Googling any parenting dilemma is the worst idea, ever. It sends you down the rabbit hole – and not in a good way. Everything your child goes through has been encountered by another parent, equipped with a camera and ready to upload pictures. These pictures will terrify you.

A couple of weeks ago, my son developed a rash. I Googled, “bad itching toddler rash” and perused some images. Nooooooo. Immediately, I realized that I was not cut out for this whole parenting thing. There is shit out there that is way more serious than what I am encountering with my child. What if any of this horrific stuff appears on my toddler? How will I handle it? What are these skin conditions? I must know. Google. You are the worst.

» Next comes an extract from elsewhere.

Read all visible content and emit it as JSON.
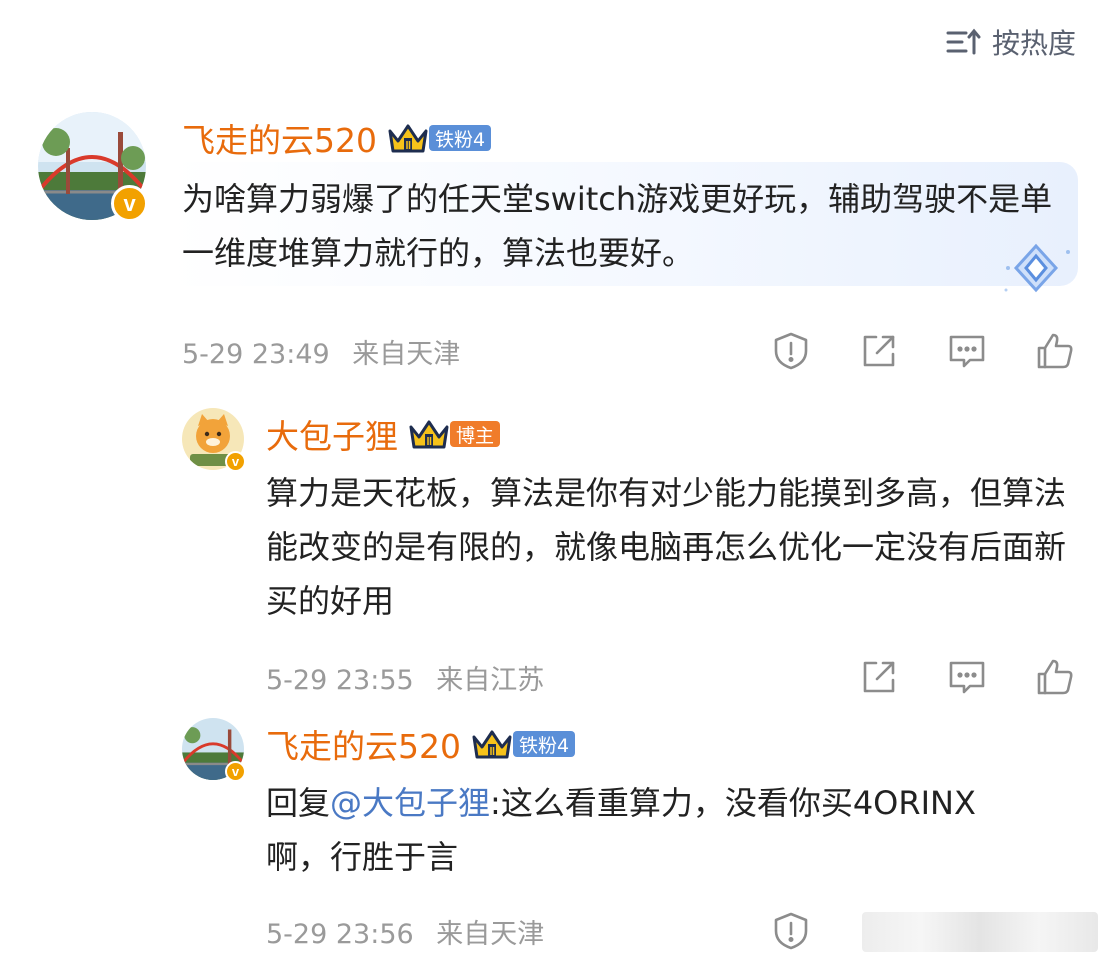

It manages to convince you that you know things about things you know nothing about – and at the same time feed a paranoia that would not exist if we didn’t have all of this information at our fingertips. It also may annoy the shit out of your partner, if he or she is not inclined to diagnose your child this way. I’ve been known to be a little bit of a “know it all” thanks to Google:

Don’t let Lucien fall asleep with the bottle in his mouth!  Google-image ‘bottle rot.’  It’s disgusting. Make sure it’s in quotes. Don’t say no all the time, it will lose its meaning.  Its really just negative attention, and he can’t differentiate between negative attention and positive attention yet.  He just craves attention. Just ignore him. Google says around 15 months they go down to one nap a day. That’s why he’s waking up every night at 3 am for about 3 hours. It’s totally normal. Don’t give him honey yet. He’ll get botulism.

My husband finally got sick of my nagging.  I knew the day would come.

“Maria, I raised my two baby sisters and a daughter, remember?”

“Yeah, but you didn’t have Google then, so how could you possibly know if you were doing it right?”